Through hundreds of private schools operating in the Central Asian
republics the Gulen movement is giving Turkey a new strategically
significant cultural and economic role and leading communities who
lost their own identity with the fall of Communism back to their
cultural and religious roots in Turkish culture and Islam.

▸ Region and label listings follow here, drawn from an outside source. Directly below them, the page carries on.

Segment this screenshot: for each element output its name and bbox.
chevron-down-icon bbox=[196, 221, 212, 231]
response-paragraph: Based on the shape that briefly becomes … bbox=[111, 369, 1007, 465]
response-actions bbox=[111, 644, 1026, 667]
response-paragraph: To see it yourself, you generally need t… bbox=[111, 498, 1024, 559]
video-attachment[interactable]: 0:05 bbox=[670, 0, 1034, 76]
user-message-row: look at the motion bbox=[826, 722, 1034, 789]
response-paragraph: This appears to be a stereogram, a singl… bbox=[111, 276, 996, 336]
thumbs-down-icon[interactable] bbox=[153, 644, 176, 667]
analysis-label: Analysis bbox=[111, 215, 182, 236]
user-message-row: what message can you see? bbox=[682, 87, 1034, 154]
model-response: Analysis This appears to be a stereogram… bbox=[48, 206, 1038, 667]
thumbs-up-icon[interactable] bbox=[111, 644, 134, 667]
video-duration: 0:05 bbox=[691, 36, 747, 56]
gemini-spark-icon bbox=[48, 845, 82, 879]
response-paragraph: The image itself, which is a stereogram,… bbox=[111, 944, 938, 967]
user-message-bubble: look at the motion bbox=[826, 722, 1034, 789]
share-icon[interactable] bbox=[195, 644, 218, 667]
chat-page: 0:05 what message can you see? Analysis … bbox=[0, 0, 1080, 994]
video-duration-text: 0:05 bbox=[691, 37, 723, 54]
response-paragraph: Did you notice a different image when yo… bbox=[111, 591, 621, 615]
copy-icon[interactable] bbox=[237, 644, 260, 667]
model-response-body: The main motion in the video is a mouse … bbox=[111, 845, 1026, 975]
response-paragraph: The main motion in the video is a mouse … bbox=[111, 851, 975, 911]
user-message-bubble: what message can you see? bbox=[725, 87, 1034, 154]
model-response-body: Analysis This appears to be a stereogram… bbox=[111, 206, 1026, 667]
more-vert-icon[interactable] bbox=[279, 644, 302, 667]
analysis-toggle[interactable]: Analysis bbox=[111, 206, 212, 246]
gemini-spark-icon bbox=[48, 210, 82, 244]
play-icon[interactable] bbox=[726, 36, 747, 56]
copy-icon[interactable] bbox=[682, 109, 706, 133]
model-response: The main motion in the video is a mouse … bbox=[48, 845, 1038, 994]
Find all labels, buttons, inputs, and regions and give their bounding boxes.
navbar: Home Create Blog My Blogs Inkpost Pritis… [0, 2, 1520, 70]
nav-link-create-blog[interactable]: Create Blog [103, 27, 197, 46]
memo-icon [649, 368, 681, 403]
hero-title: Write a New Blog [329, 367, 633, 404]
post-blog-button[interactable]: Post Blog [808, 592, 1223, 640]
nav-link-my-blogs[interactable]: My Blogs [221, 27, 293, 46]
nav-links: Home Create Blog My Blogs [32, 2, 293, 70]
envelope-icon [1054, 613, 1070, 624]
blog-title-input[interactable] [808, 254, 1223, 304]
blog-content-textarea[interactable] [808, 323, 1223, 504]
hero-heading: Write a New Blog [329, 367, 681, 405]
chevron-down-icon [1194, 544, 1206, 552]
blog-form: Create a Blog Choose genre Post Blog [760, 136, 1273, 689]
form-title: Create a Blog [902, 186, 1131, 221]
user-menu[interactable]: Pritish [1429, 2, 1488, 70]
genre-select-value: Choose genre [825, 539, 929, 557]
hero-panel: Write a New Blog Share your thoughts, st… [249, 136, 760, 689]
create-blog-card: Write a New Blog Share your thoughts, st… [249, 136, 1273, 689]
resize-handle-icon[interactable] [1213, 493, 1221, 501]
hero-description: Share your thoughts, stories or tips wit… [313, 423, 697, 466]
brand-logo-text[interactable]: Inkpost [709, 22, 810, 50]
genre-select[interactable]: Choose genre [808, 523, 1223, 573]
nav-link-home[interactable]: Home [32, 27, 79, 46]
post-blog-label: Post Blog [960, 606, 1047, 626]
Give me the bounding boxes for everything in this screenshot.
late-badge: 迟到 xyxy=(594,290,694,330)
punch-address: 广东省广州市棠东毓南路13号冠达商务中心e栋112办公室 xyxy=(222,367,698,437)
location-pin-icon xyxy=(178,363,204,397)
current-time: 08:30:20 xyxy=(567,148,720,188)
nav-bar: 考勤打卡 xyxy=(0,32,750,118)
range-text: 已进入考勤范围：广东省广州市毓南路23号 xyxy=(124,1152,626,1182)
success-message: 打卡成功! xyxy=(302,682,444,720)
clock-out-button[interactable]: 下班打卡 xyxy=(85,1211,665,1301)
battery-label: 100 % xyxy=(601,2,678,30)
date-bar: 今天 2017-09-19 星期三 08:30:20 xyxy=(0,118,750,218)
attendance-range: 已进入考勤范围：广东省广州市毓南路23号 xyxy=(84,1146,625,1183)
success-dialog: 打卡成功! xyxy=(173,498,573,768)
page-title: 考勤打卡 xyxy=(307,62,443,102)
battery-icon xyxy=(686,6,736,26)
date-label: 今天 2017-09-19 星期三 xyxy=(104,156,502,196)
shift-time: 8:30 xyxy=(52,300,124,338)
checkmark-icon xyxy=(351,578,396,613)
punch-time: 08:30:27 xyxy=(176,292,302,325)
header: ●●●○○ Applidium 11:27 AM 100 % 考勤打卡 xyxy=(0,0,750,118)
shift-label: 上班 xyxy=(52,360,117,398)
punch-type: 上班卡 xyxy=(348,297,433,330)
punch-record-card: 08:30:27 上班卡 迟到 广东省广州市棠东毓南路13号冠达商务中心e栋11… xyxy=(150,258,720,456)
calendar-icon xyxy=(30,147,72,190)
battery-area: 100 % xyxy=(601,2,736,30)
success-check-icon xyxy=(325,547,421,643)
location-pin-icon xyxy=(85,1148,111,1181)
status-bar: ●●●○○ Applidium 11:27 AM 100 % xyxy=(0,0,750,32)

Following this approach Turksoy, an "International Organisation
for Development of Turkic Culture and Art", was set up in Ankara
in 1993. Created by the Turkish Ministry of Culture its goal is to
sponsor and coordinate initiatives within the "Turkic world." It came
into existence after the culture ministers of Turkey, Turkmenistan,
Kazakhstan, Kyrgyzstan and Turkish Republic of Cyprus as well as the
autonomous Russian republics of Tatarstan and Bašqortostan signed
an agreement of cultural cooperation.
According to the agreement, the new organisation was established
as a function of new emerging international relations in order to
back cultural restructuring in the Trans-Caucasus region and around
the world. More specifically, Turksoy’s goals are: to establish
friendly relations among Turkish-speaking peoples and nations;
explore, disclose, develop, and protect the common Turkic culture,
language, history, art, customs, and traditions as well as pass them
down to future generations and let them live forever; and develop
an environment that allows Turkic peoples to use a shared alphabet
and language.
Given Turkey’s predicament today, the country appears even more divided
between secularism and political Islam, torn between a desire to turn
towards Europe and the dream of becoming a pan-Turkic regional power.